The research team began by capturing detailed microscopic images of magnetic domains within the RIG sample across a range of temperatures. These images were then fed into the eX-GL model, which operates in three interconnected stages.

Stage One: Mapping Topological Features

The first stage employs persistent homology (PH), an advanced mathematical technique used to identify structural and topological features within complex datasets. This allowed researchers to detect subtle irregularities and patterns within the magnetic domain images that would otherwise go unnoticed.

Stage Two: Machine Learning Pattern Recognition

Next, machine learning algorithms sifted through the topological data to identify the most significant structural features. This process generated a digital free-energy landscape — essentially a map showing how magnetic microstructures evolve as energy conditions change within the material.

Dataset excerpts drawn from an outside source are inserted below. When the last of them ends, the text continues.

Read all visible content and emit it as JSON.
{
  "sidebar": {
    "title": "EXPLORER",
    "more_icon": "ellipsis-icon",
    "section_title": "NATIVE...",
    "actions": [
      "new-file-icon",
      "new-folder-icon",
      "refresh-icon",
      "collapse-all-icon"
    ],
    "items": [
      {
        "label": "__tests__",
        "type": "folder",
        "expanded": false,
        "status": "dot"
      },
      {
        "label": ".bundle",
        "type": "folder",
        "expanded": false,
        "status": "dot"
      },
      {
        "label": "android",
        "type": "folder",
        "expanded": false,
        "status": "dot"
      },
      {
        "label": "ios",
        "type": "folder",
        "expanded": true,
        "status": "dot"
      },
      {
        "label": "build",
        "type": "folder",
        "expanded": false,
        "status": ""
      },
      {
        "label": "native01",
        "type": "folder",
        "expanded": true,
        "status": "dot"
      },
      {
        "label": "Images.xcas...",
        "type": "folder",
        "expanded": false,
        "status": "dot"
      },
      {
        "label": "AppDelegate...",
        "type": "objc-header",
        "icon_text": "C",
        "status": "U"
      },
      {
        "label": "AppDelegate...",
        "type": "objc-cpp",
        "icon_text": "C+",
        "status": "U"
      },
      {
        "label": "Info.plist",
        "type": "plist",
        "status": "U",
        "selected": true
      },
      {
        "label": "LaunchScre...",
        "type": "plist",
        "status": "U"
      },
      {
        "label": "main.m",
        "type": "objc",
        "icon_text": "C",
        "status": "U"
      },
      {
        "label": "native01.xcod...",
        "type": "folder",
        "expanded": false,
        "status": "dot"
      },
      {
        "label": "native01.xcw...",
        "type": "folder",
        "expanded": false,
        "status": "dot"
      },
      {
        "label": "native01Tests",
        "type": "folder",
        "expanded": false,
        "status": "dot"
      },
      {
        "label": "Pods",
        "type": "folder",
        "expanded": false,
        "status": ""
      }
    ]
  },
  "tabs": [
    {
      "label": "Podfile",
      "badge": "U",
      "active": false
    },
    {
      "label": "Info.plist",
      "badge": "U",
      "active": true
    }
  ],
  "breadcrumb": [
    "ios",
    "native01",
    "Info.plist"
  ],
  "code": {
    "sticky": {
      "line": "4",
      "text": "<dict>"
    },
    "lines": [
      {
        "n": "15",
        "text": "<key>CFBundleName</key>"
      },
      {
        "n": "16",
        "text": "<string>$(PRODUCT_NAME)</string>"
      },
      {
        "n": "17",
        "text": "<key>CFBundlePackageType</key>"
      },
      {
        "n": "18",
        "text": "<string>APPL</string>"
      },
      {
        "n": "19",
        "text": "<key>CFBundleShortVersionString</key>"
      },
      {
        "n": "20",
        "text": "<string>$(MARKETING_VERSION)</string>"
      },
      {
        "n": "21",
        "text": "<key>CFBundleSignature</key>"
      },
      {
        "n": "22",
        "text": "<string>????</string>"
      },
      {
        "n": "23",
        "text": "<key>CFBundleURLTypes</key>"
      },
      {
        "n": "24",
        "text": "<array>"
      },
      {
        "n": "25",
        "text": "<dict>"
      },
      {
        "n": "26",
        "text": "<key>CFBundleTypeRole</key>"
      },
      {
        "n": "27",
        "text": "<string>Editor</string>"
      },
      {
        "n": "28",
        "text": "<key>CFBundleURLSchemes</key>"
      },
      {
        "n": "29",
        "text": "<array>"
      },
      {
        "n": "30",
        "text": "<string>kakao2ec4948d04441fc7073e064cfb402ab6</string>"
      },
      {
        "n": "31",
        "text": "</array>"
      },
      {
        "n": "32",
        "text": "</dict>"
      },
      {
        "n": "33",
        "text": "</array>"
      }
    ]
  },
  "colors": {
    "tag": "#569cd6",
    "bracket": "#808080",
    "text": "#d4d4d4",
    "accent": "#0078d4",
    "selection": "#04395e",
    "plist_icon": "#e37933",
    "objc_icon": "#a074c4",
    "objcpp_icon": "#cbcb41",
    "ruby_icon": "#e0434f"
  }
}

Stage Three: Linking Micro to Macro

Finally, mathematical analysis bridged the gap between these microscopic domain structures and the broader magnetization reversal process, allowing the team to connect what happens at the atomic scale to observable energy behavior in the material as a whole.

Four Hidden Energy Barriers Uncovered

Using this multi-stage approach, the team identified a dominant analytical feature called PC1, which effectively captured the magnetization reversal process across different temperatures. By linking PC1 to physical properties of the material, the researchers were able to visualize four major energy barriers that govern how magnetization reversal unfolds.

A deeper analysis of these barriers revealed how different forms of energy — including exchange interactions, demagnetizing fields, and entropy — contribute to the reversal process. The researchers also found that maze domains become increasingly complex as the total length of magnetic domain walls grows, driven by a dynamic interplay between entropy and exchange energy forces.

"Our eX-GL approach effectively automates the interpretation of complex magnetization reversal processes and enables identification of hidden mechanisms that are difficult to discern using conventional methods," Prof. Kotsugi explained. "Since free energy is a universal thermodynamic metric, our model can be extended to other systems with similar characteristics."

Why This Matters for the Future of Electric Vehicles

The implications of this research extend well beyond academic interest. As demand for high-performance, energy-efficient electric motors grows alongside EV adoption, understanding and minimizing iron loss becomes a critical engineering challenge. By revealing the precise mechanisms through which energy is wasted inside magnetic materials, this AI-physics framework opens new pathways for designing better motor materials and improving overall energy efficiency.

Beyond electric vehicles, the eX-GL model's ability to analyze complex energy landscapes makes it a potentially valuable tool across multiple fields — from advanced manufacturing materials to next-generation electronic devices.

This research was supported by a Japan Society for the Promotion of Science (KAKENHI) Grant-in-Aid for Scientific Research (21H04656) and JST-CREST (Grant No. JPMJCR21O1).